Le Kirghi… quoi ?
Le Kirghizstan est un petit pays montagneux d’Asie centrale. Les montagnes du Pamir et des Tian Shan recouvrent une grande partie pays : la moitié de la superficie se trouve à plus de 3000 mètres d’altitude, et plusieurs sommets culminent à plus de 7000 mètres. Entre ces montagnes, on trouve de larges vallées et des plaines peuplées de semi-nomades ayant conservé un mode de vie ancestral. C’est le paradis du cheval et des grands espaces. Au creux des montagnes, un océan disparu a laissé de nombreux lacs dont l’Ysyk-Köl : 180 km de long, 58 km de large, 700 m de profondeur.
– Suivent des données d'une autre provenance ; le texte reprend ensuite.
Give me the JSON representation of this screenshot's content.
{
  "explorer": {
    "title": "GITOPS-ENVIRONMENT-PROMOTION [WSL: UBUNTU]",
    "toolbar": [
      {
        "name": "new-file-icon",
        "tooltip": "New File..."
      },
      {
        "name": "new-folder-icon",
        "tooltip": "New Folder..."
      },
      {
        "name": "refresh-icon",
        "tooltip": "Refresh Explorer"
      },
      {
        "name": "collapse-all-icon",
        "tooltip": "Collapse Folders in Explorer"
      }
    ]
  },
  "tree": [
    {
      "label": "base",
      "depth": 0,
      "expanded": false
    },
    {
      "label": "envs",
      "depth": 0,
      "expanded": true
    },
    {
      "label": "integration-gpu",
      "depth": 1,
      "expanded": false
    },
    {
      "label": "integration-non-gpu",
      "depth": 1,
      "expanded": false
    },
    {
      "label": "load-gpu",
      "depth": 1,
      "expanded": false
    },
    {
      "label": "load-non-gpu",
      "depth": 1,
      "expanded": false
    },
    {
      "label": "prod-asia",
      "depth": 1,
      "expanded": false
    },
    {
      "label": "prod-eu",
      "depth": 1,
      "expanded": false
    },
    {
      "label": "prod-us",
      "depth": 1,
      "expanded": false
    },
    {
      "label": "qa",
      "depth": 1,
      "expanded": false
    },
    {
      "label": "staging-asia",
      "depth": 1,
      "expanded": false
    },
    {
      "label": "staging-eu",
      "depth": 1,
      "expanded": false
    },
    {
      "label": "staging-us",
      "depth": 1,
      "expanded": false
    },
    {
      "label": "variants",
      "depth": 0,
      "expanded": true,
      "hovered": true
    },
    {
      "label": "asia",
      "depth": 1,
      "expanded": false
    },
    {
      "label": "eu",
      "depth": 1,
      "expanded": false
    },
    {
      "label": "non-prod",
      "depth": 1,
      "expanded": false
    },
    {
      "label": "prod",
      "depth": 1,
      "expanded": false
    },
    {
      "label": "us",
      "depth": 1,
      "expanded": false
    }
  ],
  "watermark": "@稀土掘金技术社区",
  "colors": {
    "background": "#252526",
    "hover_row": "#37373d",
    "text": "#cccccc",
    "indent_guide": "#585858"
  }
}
Cette véritable mer intérieure, 2ème plus grand lac alpin au monde, est légèrement salé et ne gèle pas en hiver.
C’est dans ce décor de carte postale que nous avons passé 3 semaines de vacances. Trois semaines pour découvrir des paysages dont la beauté n’a d’égale que la gentillesse des habitants.
Nous sommes partis seuls, sans guide ni agence, sans programme bien établi. En poche, uniquement nos billets d’avions et 2 nuits réservées pour l’arrivée dans une auberge de la capitale, Bichkek. Le pays est extrêmement facile à voyager, il aurait été dommage de s’embêter avec plus d’organisation alors que le mode « à l’arrach à la dernière minute » fonctionne très bien.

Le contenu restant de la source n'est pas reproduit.